Reviewed by Sep 30, 2020| Updated on
Insurance fraud is an illegal act by either the buyer or seller of an insurance contract. For example, a seller may sell policies from non-existent companies, fail to submit the premiums, and churn policies to earn more commissions. Similarly, a buyer may falsify medical history, exaggerate claims, fake death or kidnap, and murder.
Insurance fraud is an attempt to exploit an insurance contract. Insurance is meant to protect against risks, not to serve as a vehicle to enrich the insured. Although insurance fraud by the policy issuer does occur, the majority of cases have to do with the policyholder attempting to receive more money by exaggerating a claim. A drawback of insurance is that the increased cost of insurance is passed on by the insurer to the customers.
Insurance fraud with automobiles includes disposing of a vehicle and then claiming that it was stolen in order to receive a settlement payment or a replacement vehicle.
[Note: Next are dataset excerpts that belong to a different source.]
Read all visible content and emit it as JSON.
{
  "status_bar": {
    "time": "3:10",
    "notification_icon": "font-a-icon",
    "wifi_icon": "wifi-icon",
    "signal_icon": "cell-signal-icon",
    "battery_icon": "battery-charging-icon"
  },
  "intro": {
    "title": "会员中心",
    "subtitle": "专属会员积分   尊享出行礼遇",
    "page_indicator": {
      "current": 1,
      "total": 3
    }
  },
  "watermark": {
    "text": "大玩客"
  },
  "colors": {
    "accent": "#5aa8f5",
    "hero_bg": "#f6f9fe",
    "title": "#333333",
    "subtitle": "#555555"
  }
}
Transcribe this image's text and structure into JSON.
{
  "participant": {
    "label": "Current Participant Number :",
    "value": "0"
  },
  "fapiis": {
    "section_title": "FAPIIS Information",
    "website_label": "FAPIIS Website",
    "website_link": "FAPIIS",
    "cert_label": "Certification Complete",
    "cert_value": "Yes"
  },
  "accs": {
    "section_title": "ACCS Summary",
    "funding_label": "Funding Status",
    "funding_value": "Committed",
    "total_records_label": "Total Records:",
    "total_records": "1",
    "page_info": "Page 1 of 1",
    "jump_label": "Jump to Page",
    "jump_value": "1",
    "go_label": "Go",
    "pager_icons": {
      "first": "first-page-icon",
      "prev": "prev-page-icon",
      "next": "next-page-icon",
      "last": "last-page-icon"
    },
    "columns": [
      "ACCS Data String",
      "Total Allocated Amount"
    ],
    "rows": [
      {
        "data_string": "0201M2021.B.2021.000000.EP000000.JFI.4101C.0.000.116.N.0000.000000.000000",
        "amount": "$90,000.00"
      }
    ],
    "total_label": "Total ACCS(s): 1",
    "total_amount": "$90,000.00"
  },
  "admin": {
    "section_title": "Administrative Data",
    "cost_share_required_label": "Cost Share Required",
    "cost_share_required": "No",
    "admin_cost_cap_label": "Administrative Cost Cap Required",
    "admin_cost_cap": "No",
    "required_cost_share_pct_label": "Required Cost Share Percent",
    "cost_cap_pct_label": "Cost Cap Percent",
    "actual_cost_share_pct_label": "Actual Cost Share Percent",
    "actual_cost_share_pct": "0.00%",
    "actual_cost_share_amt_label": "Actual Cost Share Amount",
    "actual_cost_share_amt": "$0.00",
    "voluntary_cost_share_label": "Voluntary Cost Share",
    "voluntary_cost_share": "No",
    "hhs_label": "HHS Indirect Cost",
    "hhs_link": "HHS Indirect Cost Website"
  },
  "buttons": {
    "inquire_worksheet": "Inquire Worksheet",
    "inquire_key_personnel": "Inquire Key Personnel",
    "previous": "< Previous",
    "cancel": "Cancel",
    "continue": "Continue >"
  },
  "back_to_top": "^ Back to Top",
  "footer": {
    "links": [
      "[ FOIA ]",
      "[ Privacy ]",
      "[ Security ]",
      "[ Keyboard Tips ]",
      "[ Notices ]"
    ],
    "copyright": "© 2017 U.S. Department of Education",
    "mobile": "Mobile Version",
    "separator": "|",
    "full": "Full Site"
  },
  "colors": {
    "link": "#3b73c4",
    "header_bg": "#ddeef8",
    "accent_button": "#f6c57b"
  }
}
The vehicle can be secretly sold, abandoned, intentionally destroyed, or pushed into a river or lake. Then, the owner of the vehicle may claim that the vehicle was stolen.
The owner of a vehicle may want to reduce premiums by using false registration. Consider that he lives in a locality that demands a higher premium; premiums are designated based on a higher theft rate in the neighbourhood or for some other reason. So, he may try to register his vehicle under a different locality in order to reduce the premiums.
In terms of healthcare, insurance frauds are described as an intentional act of deceiving, concealing, or misrepresenting information to get healthcare benefits paid to an individual or a group. Member frauds can be prescription drug fraud, concealing pre-existing conditions, claiming on behalf of ineligible members, failure to disclose that the cause of an injury is related to work.